Michel Gurfinkiel : Ecrivain et journaliste, président de l’institut Jean-Jacques Rousseau, correspondant en France de Commentary et Weekly Standard, auteur de Israël, géopolitique d’une paix (1991), La cuisson du homard (2001), Le testament d’Ariel Sharon (2006), à paraître au début 2008 son livre sur l’histoire du sionisme et d’Israël.

Robert Redeker : Agrégé de philosophie, chercheur au CNRS. Membre du comité de rédaction de la revue Les Temps Modernes. Membre du comité scientifique du CALS (Université Toulouse-le-Mirail). Membre du comité scientifique de la revue Culture Droit.  Membre du comité de rédaction de la revue Des Lois et des Hommes . Membre de la commission " philosophie- sciences religieuses- psychanalyse " du Centre National du Livre . 

Laurent Murawiec : Ancien conseiller de Lyndon LaRouche et de Jean-Pierre Chevènement, Laurent Murawiec a rejoint la Rand Corporation. Le 10 juillet 2002, il présenta ses travaux devant le Defence Policy Board, à l’invitation de Richard Perle, et préconisa le renversement des Saoud en Arabie et l’anéantissement de l’islam. Il est aujourd’hui chercheur au Hudson Institute de Washington, un think thank dont Richard Perle est administrateur. Il est l’auteur notamment de La Guerre au XXIe siècle et de L’Esprit des nations.

Gérard Pince : Docteur de 3éme cycle en Economie du Développement-Université de Paris - Diplômé de l'Institut d'Etudes Politiques de Paris-Licencié en Droit - Chevalier de l'Ordre National du Mérite - Inventeur d'une machine comptable pour analphabètes - Fondateur et Président de Free World Academy.

Claude Reichman : docteur en chirurgie dentaire de la faculté de médecine de Paris. Il est l'un des initiateurs de la Révolution bleue, mouvement informel résumé par son slogan «Non à la chienlit, non au trop-plein d'impôts et de charges, non aux politiciens incapables». Il est par ailleurs président du Mouvement pour la liberté de la protection sociale (MLPS), président du Comité CSG, président du Syndicat retraite-action et président du Collectif vivre en paix à Paris (VEPAP).

Eric Zemmour : Journaliste politique français, grand reporter au service politique du quotidien Le Figaro.

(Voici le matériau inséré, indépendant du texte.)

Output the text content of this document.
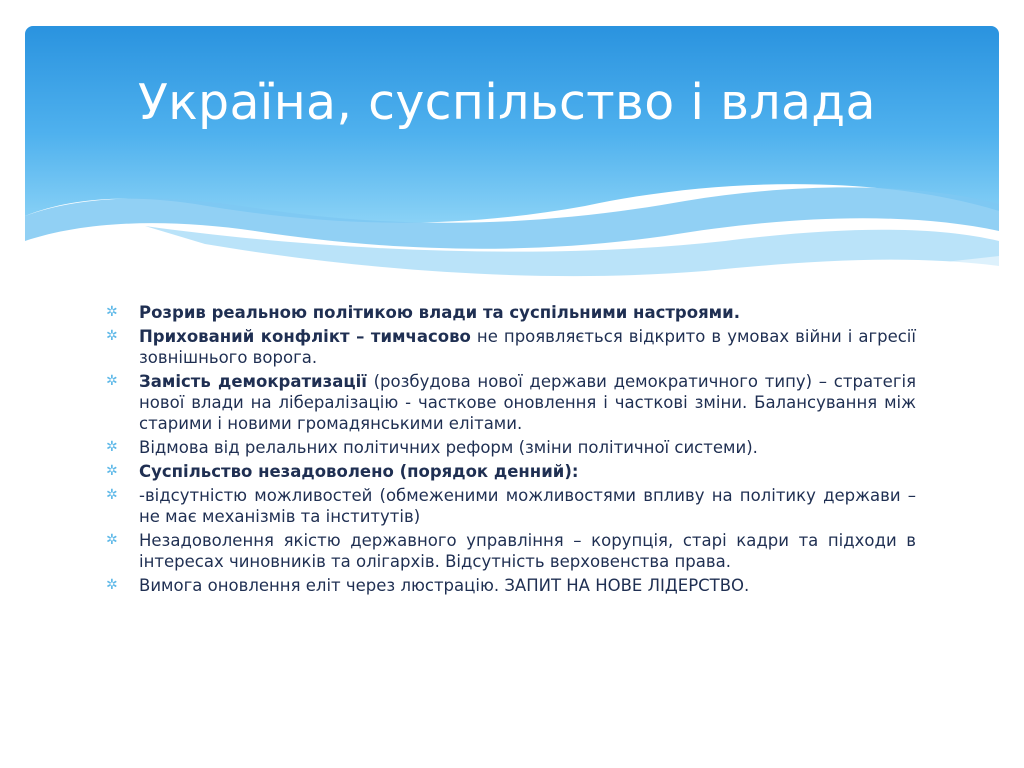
Україна, суспільство і влада
✲ Розрив реальною політикою влади та суспільними настроями.
✲ Прихований конфлікт – тимчасово не проявляється відкрито в умовах війни і агресії зовнішнього ворога.
✲ Замість демократизації (розбудова нової держави демократичного типу) – стратегія нової влади на лібералізацію - часткове оновлення і часткові зміни. Балансування між старими і новими громадянськими елітами.
✲ Відмова від релальних політичних реформ (зміни політичної системи).
✲ Суспільство незадоволено (порядок денний):
✲ -відсутністю можливостей (обмеженими можливостями впливу на політику держави – не має механізмів та інститутів)
✲ Незадоволення якістю державного управління – корупція, старі кадри та підходи в інтересах чиновників та олігархів. Відсутність верховенства права.
✲ Вимога оновлення еліт через люстрацію. ЗАПИТ НА НОВЕ ЛІДЕРСТВО.
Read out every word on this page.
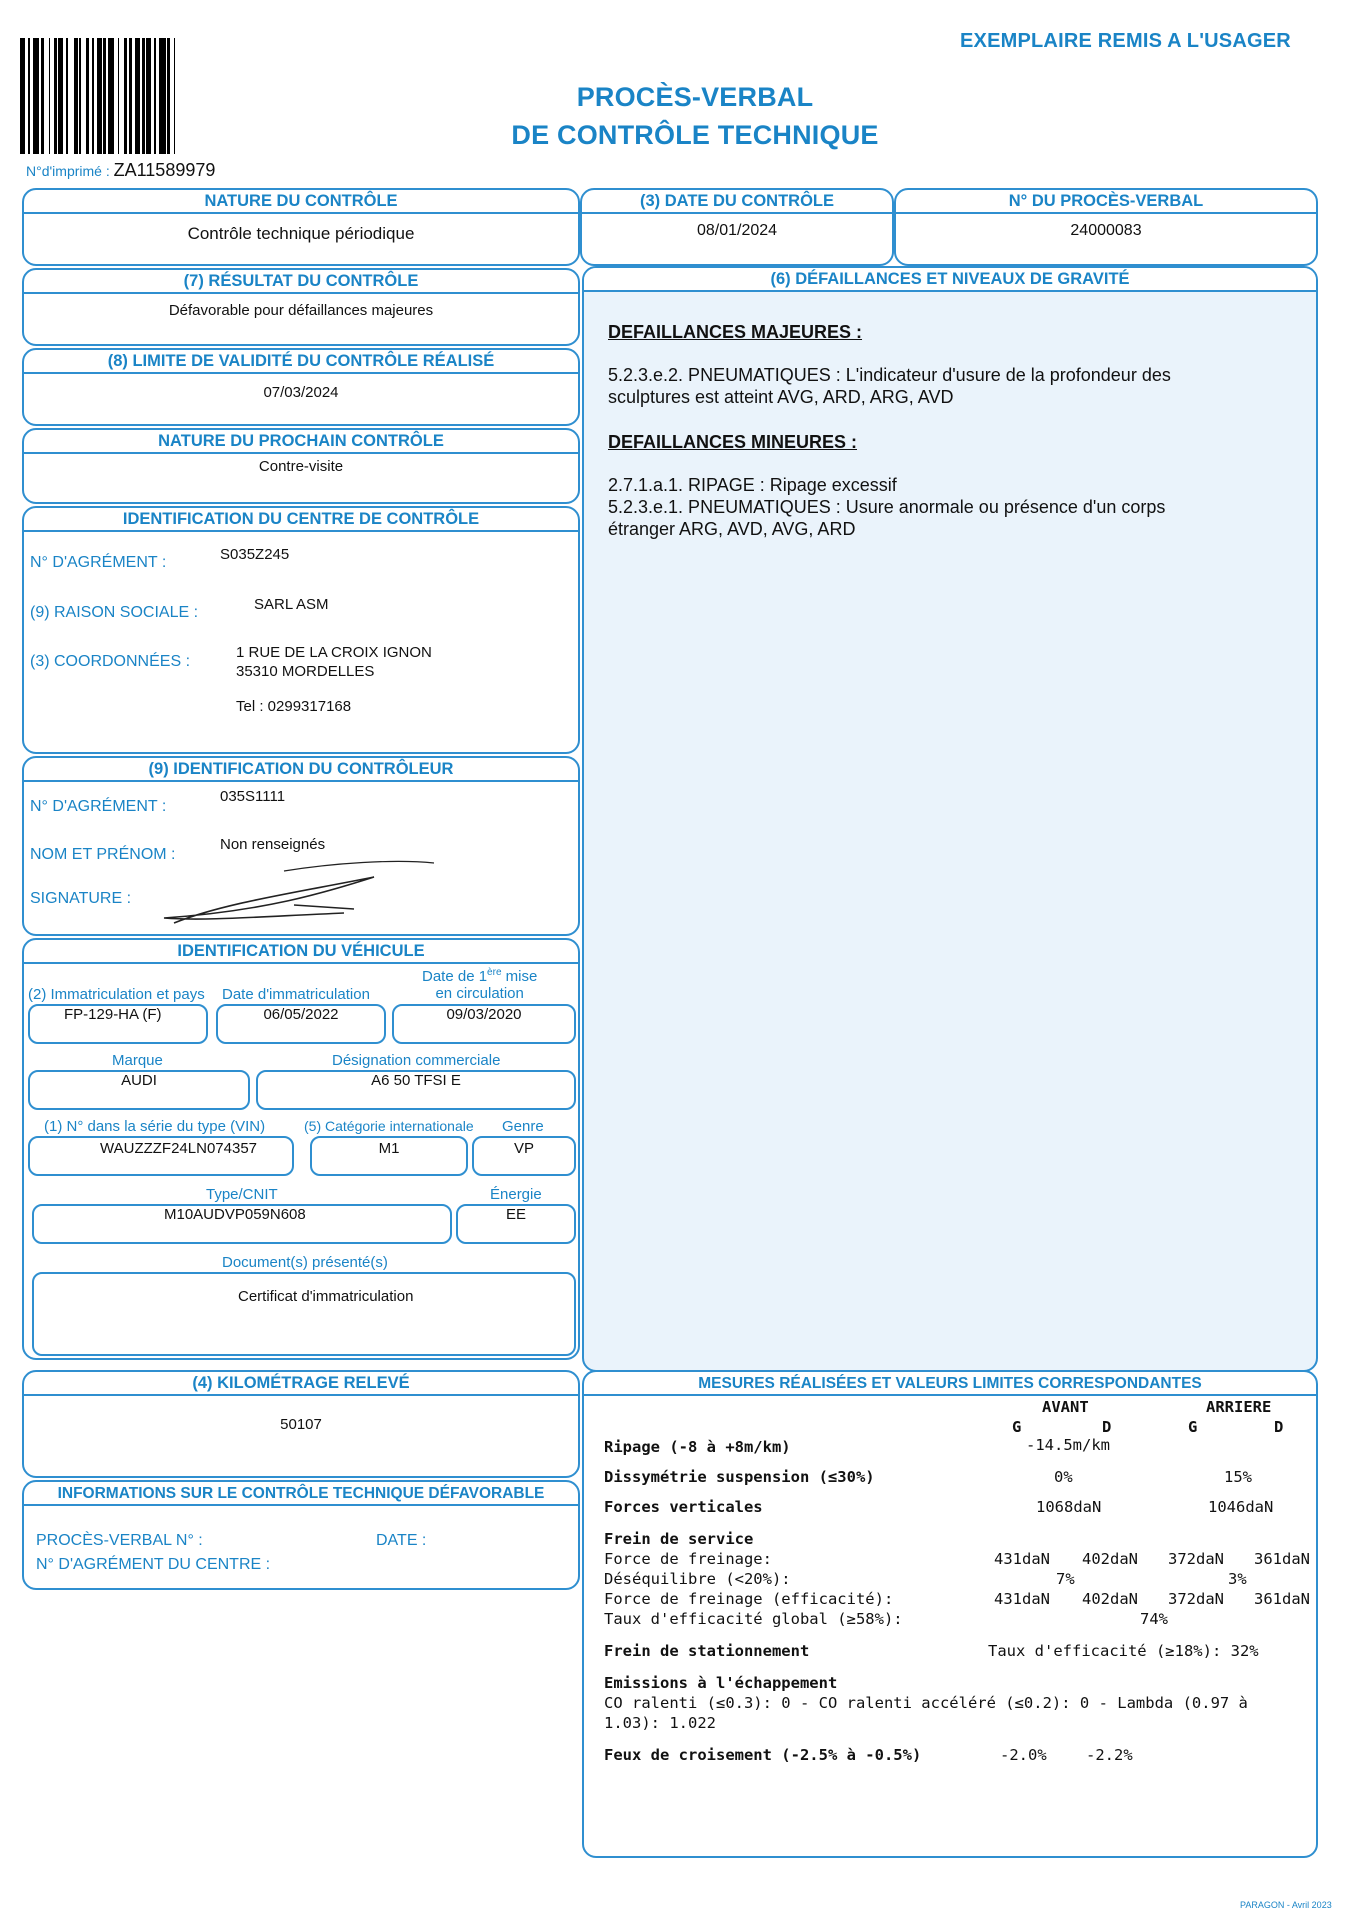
N°d'imprimé : ZA11589979
EXEMPLAIRE REMIS A L'USAGER
PROCÈS-VERBAL
DE CONTRÔLE TECHNIQUE
NATURE DU CONTRÔLE
Contrôle technique périodique
(3) DATE DU CONTRÔLE
08/01/2024
N° DU PROCÈS-VERBAL
24000083
(7) RÉSULTAT DU CONTRÔLE
Défavorable pour défaillances majeures
(8) LIMITE DE VALIDITÉ DU CONTRÔLE RÉALISÉ
07/03/2024
NATURE DU PROCHAIN CONTRÔLE
Contre-visite
IDENTIFICATION DU CENTRE DE CONTRÔLE
N° D'AGRÉMENT :	S035Z245
(9) RAISON SOCIALE :	SARL ASM
(3) COORDONNÉES :
1 RUE DE LA CROIX IGNON
35310 MORDELLES
Tel : 0299317168
(9) IDENTIFICATION DU CONTRÔLEUR
N° D'AGRÉMENT :
035S1111
NOM ET PRÉNOM :
Non renseignés
SIGNATURE :
IDENTIFICATION DU VÉHICULE
(2) Immatriculation et pays Date d'immatriculation
Date de 1ère mise
en circulation
FP-129-HA (F)	06/05/2022	09/03/2020
Marque	Désignation commerciale
AUDI	A6 50 TFSI E
(1) N° dans la série du type (VIN)	(5) Catégorie internationale Genre
WAUZZZF24LN074357	M1	VP
Type/CNIT	Énergie
M10AUDVP059N608	EE
Document(s) présenté(s)
Certificat d'immatriculation
(4) KILOMÉTRAGE RELEVÉ
50107
INFORMATIONS SUR LE CONTRÔLE TECHNIQUE DÉFAVORABLE
PROCÈS-VERBAL N° :	DATE :
N° D'AGRÉMENT DU CENTRE :
(6) DÉFAILLANCES ET NIVEAUX DE GRAVITÉ
DEFAILLANCES MAJEURES :
5.2.3.e.2. PNEUMATIQUES : L'indicateur d'usure de la profondeur des
sculptures est atteint AVG, ARD, ARG, AVD
DEFAILLANCES MINEURES :
2.7.1.a.1. RIPAGE : Ripage excessif
5.2.3.e.1. PNEUMATIQUES : Usure anormale ou présence d'un corps
étranger ARG, AVD, AVG, ARD
MESURES RÉALISÉES ET VALEURS LIMITES CORRESPONDANTES
AVANT	ARRIERE
G	D	G	D
Ripage (-8 à +8m/km)	-14.5m/km
Dissymétrie suspension (≤30%)	0%	15%
Forces verticales	1068daN	1046daN
Frein de service
Force de freinage:	431daN 402daN 372daN 361daN
Déséquilibre (<20%):	7%	3%
Force de freinage (efficacité):	431daN 402daN 372daN 361daN
Taux d'efficacité global (≥58%):	74%
Frein de stationnement	Taux d'efficacité (≥18%): 32%
Emissions à l'échappement
CO ralenti (≤0.3): 0 - CO ralenti accéléré (≤0.2): 0 - Lambda (0.97 à
1.03): 1.022
Feux de croisement (-2.5% à -0.5%)	-2.0%	-2.2%
PARAGON - Avril 2023
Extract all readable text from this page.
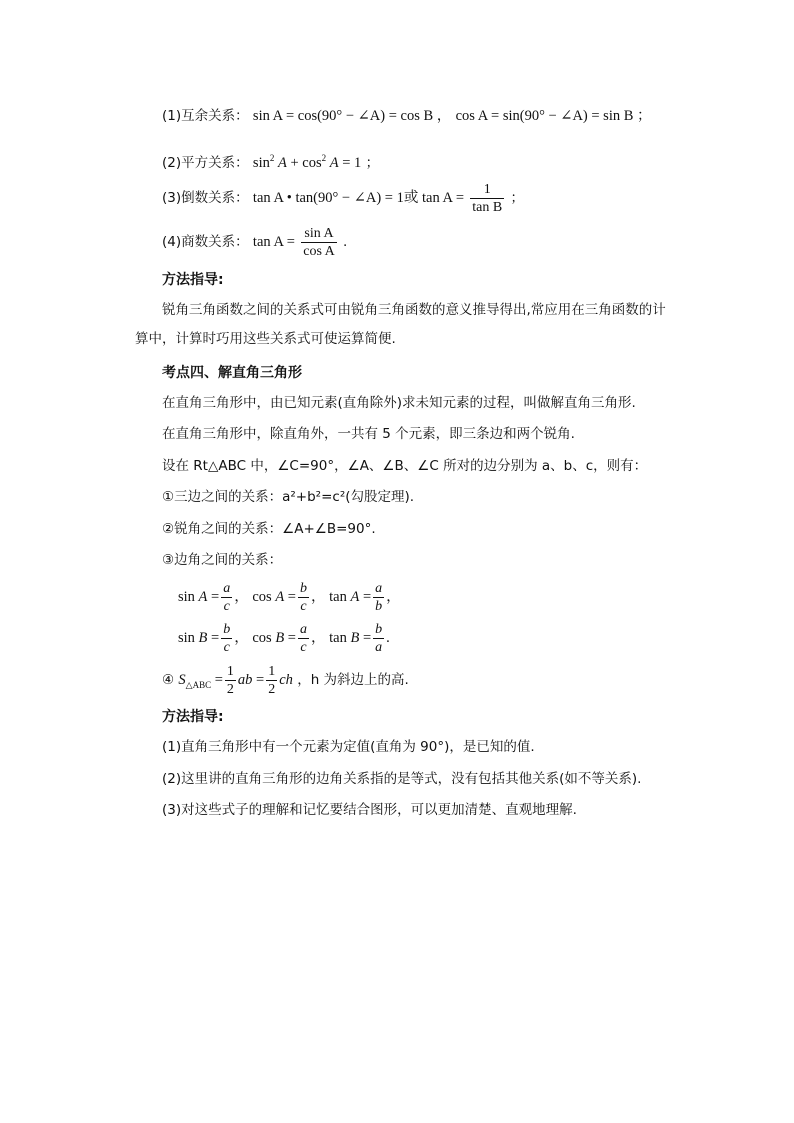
(1)互余关系： sin A = cos(90° − ∠A) = cos B ， cos A = sin(90° − ∠A) = sin B ；
(2)平方关系： $\sin^2 A + \cos^2 A = 1$ ；
(3)倒数关系： tan A • tan(90° − ∠A) = 1或 $\tan A = \frac{1}{\text{tan B}}$ ；
(4)商数关系： $\tan A = \frac{\text{sin A}}{\text{cos A}}$ .
方法指导:
锐角三角函数之间的关系式可由锐角三角函数的意义推导得出,常应用在三角函数的计算中，计算时巧用这些关系式可使运算简便.
考点四、解直角三角形
在直角三角形中，由已知元素(直角除外)求未知元素的过程，叫做解直角三角形.
在直角三角形中，除直角外，一共有 5 个元素，即三条边和两个锐角.
设在 Rt△ABC 中，∠C=90°，∠A、∠B、∠C 所对的边分别为 a、b、c，则有：
①三边之间的关系：a²+b²=c²(勾股定理).
②锐角之间的关系：∠A+∠B=90°.
③边角之间的关系：
$\sin A = \frac{a}{c}$ ， $\cos A = \frac{b}{c}$ ， $\tan A = \frac{a}{b}$ ，
$\sin B = \frac{b}{c}$ ， $\cos B = \frac{a}{c}$ ， $\tan B = \frac{b}{a}$ .
④ $S_{\triangle ABC} = \frac{1}{2}$ ab = $\frac{1}{2}$ ch ，h 为斜边上的高.
方法指导:
(1)直角三角形中有一个元素为定值(直角为 90°)，是已知的值.
(2)这里讲的直角三角形的边角关系指的是等式，没有包括其他关系(如不等关系).
(3)对这些式子的理解和记忆要结合图形，可以更加清楚、直观地理解.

Il participe toutes les semaines à l'émission "ça se dispute" sur I-Télé. Depuis septembre 2006, il participe à l'émission du samedi soir de Laurent Ruquier, "On n'est pas couché".

Roger Heurtebise : Journaliste à Riposte laïque.

Loïc Lorent : Romancier et essayiste. En 2007, il publie deux livres : Nonoland et Votre Jeunesse. Il s’attaque en mars 2008 au pacifisme à travers Vous aurez la guerre, une charge qu’il veut virulente, avant de revenir au roman avec Le sourire d’Achille dont la sortie est prévue également en 2008.